Weibull analysis is a specific type of statistical analysis that attempts to predict how a product will behave over its lifetime, what kinds of parameter changes one can expect from it, and what direction its development will likely take at different stages. When used with a sufficient amount of information to drive the analytical process, this can be an extremely powerful tool with some strong implications for most operations that can benefit from statistical analysis. At the same time, it’s not a universal tool that can work in every situation, and understanding its finer nuances is important for any leader.
Life data is a term commonly used when discussing Weibull analysis, and it refers to the way a product changes over its life cycle in basic terms. This includes the change of any variable related to the product, especially variables indicating its durability, failure time, and other parameters that might be relevant to design and manufacturing. The more accurately this data is gathered, the more beneficial it’s going to be in changing the design of the product in the right direction.
This also means that Weibull analysis can take some time to “kick in” properly, and you may need to spend some more time gathering data than you initially anticipated before you can do anything significant with it.

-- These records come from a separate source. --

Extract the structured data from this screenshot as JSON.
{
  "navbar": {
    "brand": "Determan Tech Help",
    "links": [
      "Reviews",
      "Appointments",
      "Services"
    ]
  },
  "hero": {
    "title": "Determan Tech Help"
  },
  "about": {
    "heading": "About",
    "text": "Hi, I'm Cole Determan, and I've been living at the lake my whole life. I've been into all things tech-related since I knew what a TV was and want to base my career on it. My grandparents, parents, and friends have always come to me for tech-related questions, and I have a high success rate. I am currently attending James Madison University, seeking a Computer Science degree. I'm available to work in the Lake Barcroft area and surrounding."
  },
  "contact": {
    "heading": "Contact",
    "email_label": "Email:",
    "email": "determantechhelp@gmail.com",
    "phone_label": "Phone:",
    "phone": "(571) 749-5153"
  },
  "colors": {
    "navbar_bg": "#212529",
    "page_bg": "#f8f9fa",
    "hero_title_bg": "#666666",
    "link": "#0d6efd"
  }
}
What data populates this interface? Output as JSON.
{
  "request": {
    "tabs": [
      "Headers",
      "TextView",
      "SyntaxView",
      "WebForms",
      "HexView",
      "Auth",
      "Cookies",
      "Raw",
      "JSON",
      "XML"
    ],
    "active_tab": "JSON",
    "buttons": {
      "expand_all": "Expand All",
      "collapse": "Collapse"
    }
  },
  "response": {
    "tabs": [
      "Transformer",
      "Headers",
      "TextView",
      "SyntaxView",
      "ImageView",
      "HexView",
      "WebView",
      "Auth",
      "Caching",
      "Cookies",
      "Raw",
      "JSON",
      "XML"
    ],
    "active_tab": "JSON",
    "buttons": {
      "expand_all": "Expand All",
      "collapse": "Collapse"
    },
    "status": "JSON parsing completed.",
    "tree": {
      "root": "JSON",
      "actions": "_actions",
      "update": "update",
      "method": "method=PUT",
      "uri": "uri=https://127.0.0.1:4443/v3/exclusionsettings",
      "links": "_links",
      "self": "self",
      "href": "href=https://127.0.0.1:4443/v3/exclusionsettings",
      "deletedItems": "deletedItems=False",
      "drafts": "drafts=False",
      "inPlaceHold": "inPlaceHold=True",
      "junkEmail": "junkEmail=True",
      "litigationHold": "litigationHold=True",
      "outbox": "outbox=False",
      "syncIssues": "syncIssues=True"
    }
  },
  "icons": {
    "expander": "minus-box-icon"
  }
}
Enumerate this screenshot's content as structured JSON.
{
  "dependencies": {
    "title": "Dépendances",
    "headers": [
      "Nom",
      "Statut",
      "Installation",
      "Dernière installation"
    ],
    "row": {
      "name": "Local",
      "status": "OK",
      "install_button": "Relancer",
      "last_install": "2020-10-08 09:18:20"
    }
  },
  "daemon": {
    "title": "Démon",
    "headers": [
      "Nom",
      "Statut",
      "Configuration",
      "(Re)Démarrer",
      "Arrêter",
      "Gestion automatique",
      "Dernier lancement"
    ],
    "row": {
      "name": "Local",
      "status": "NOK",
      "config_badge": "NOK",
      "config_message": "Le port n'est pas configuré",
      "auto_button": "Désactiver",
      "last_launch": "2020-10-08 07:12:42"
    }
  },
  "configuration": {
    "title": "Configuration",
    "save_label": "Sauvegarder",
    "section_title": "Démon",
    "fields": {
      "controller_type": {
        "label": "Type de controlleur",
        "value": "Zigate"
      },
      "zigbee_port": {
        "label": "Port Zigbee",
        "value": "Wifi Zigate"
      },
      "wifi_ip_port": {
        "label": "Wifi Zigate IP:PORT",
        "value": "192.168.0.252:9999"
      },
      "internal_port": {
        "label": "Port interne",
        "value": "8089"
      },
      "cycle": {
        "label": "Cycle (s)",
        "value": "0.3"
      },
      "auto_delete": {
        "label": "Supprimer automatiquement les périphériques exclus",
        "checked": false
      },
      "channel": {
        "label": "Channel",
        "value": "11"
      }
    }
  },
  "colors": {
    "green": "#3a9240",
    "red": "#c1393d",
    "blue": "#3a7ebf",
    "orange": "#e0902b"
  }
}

Once you’ve been able to identify the critical life data points and have gathered enough to analyze, you should draw up some estimations about how the product is going to behave over its lifetime. This is the main purpose of Weibull analysis, and how exactly you’re going to approach this task depends mostly on the type of product you’re dealing with, and subsequently, the kinds of parameters that you’re interested in studying.
Keep in mind that you may notice some strange patterns in the initial estimates that you draw up, but this should not discourage you from utilizing Weibull analysis further. Just like any other form of statistical analysis, it can take a while for results to stabilize and start making more sense, and this doesn’t mean that the system isn’t working properly in the meantime. As long as you know what kinds of results you’re expecting in the first place, you should be able to navigate the results of your analysis just fine, and figure out if they’re in line with what you expected to see.
There are some points you should specifically consider in your analysis, especially when it comes to product that are critical in your portfolio. For example, the expected lifetime of a product is something that will most likely be at the top of your list of points for consideration, and you could even split it up further into several categories according to the criteria that causes your product to fail in the end. Companies operating in markets with a high failure rate should be able to especially benefit from this approach in their analysis, as this can allow them to improve their designs over time and ensure that their products don’t fail as much.
In the end though, it’s up to you to determine what points really matter in your analysis, as this will be highly specific to the product you’re developing in your own organization. Just keep in mind that the suggestions you’ll get from the results of your Weibull analysis should not be disregarded, even if they don’t seem very intuitive at first. The whole point of statistical analysis is that it can often show us connections that we might miss in a manual inspection, and it’s important to pay attention to what your results might be trying to tell you.